In mid-April, in parallel with the suppression of the anarchists in Moscow, Muravyov was arrested on charges of abuse of power and connections with the anarchists; the commission of inquiry did not confirm the charge, and by a decree of the Presidium of the All-Russian Central Executive Committee, the case “for the lack of corpus delicti” was dismissed. Muravyov himself, being in Odessa, described his “exploits” in Kiev as follows:
Rebellion and Death
On June 13, Muravyov was appointed commander of the Eastern Front. The German ambassador Wilhelm von Mirbach, wanting to motivate Muravyov to join the Bolsheviks in the fight against the Czechoslovak Legion, handed him a bribe. However, this did not prevent him from rebelling against the Bolsheviks.During the Left SR uprising, Ulyanov began to doubt Muravyov’s loyalty, ordering the Revolutionary Military Council of the eastern front to secretly monitor his actions: “Report Muravyov’s statement about the rebellion of the Left Socialist Revolutionaries. Continue close monitoring ”. Muravyov rebelled, having received news from Moscow and fearing arrest due to Bolshevik suspicions of disloyalty. Muravyov himself, during the events, declared that he "acted independently, but the Left SR Central Committee knows everything." On the night of July 9–10, Muravyov, having left the front headquarters in Kazan, without the knowledge of the military council of the front, loaded two regiments loyal to him onto steamers and left the city. He even managed to transfer the local communist squad from Simbirsk] to Bugulma by order of the front.
He opposed the conclusion of the Brest-Litovsk Treaty with Germany, declared himself "commander in chief of the army operating against Germany", and sent a telegraph to the Council of People's Commissars of the RSFSR, the German embassy in Moscow and the command of the Czechoslovak Legion, declaring war on Germany. The troops of the front and the Czechoslovak Legion were ordered to move to the Volga and further west to repulse the German invasion. He took the initiative to create the so-called Volga Soviet Republic led by the Left Socialist Revolutionaries Maria Spiridonova, Boris Kamkov and Vladimir Karelin.

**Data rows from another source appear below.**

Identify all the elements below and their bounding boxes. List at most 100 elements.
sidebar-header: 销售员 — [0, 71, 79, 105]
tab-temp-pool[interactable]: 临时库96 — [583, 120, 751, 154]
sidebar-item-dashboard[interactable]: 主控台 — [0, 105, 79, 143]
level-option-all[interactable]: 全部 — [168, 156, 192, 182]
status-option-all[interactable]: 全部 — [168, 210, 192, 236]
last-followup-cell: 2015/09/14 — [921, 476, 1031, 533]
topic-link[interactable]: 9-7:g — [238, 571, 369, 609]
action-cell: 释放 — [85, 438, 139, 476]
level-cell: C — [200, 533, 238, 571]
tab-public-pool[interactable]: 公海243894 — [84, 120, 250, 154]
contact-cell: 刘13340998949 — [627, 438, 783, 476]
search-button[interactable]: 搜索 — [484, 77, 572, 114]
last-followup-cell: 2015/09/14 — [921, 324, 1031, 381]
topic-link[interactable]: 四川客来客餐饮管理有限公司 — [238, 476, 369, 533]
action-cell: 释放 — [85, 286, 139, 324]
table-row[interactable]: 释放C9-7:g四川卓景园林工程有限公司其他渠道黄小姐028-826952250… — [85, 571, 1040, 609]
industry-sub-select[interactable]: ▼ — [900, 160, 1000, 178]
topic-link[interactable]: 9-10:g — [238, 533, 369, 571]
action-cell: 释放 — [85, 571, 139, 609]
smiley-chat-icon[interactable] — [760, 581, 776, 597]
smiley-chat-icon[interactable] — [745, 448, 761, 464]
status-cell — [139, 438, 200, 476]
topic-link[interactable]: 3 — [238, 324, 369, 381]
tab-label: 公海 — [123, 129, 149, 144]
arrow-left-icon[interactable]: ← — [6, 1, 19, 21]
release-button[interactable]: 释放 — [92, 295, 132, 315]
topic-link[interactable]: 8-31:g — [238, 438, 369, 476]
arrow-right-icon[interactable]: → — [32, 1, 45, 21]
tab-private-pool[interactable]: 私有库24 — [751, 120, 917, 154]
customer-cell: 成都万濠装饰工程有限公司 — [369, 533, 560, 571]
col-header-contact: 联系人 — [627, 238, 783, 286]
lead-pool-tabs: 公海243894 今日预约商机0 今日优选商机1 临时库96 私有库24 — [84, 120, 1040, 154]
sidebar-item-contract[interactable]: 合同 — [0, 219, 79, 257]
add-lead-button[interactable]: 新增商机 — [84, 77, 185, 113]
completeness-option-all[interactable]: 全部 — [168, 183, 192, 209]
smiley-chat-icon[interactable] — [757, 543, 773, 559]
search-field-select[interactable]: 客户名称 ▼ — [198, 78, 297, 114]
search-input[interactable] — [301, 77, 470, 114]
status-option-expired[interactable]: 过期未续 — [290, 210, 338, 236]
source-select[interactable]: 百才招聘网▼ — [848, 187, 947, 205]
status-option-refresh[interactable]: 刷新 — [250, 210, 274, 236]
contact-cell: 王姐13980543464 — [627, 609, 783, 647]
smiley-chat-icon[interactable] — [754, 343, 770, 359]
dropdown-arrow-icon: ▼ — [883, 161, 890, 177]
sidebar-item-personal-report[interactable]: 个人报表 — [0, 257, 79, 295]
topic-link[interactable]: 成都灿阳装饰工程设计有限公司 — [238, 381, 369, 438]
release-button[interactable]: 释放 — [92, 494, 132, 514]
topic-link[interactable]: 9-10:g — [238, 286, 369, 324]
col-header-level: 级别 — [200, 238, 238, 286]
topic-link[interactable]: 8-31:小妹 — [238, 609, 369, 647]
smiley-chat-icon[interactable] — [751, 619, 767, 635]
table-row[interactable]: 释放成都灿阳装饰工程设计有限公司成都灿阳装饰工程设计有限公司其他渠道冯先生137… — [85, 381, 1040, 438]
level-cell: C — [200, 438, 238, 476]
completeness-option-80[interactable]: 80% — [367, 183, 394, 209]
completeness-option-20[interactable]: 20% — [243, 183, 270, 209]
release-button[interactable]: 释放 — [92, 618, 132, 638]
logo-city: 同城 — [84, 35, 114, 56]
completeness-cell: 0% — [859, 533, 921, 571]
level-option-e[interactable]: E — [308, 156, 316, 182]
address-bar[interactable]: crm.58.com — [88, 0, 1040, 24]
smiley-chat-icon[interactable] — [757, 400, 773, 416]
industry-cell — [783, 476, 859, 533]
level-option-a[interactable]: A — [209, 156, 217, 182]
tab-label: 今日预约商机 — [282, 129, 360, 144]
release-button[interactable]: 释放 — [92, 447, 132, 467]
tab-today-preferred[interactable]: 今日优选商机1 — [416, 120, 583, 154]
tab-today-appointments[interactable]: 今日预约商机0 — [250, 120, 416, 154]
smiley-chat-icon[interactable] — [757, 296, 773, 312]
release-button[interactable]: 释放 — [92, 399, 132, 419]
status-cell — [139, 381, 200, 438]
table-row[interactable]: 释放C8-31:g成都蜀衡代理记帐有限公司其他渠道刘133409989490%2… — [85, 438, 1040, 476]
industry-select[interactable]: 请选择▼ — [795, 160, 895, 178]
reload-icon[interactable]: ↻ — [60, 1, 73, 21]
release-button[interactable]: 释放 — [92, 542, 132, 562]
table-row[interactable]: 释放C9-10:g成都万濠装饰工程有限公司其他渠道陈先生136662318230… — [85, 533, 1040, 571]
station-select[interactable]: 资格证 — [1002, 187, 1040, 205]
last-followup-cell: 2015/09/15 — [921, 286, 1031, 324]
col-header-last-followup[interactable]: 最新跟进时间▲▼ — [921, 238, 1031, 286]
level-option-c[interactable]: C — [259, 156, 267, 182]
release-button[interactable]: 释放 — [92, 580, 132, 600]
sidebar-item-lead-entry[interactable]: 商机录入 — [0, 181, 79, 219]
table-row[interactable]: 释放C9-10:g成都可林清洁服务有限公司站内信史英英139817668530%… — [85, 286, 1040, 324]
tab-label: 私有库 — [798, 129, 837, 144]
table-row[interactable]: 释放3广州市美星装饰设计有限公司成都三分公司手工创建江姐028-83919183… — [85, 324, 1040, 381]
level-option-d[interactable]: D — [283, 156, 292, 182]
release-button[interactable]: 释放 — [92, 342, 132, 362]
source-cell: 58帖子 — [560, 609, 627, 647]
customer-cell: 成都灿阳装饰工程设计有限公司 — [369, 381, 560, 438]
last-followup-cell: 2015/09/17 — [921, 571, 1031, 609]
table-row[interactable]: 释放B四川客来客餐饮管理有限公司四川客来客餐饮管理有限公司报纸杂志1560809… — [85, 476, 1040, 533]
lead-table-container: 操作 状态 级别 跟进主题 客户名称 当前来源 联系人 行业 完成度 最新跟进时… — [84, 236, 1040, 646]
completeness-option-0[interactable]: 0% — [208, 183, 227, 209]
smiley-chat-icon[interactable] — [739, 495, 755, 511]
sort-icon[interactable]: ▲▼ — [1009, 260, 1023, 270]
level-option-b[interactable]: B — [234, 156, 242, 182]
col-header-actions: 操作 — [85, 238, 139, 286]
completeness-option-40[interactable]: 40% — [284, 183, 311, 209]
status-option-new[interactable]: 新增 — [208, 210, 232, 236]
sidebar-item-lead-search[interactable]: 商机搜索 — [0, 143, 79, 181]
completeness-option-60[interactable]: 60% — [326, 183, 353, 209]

In a joint government appeal, Ulyanov and Trotsky stated that “The former commander-in-chief on the Czech-Slovak front, the left Socialist Revolutionary Muravyov, is declared a traitor and an enemy of the people. Every honest citizen is obliged to shoot him on the spot”.
On July 11, Muravyov, with a detachment of a thousand people, arrived at Simbirsk, occupied strategic points of the city and arrested leading Soviet workers. Muravyov appeared at a meeting of the executive committee of the provincial Council, together with representatives of the Left Socialist Revolutionaries. At that time, the local Left SRs were not yet removed from power and held the posts of military, land and food provincial commissars. By this time, the chairman of the local Bolshevik party committee had managed to secretly place Latvian riflemen, an armored squad and a special detachment of the Cheka around the building. During the meeting, the Red Guards and the Cheka came out from the ambush and announced the arrest of everyone in the building. Muravyov put up armed resistance and was killed in the fighting.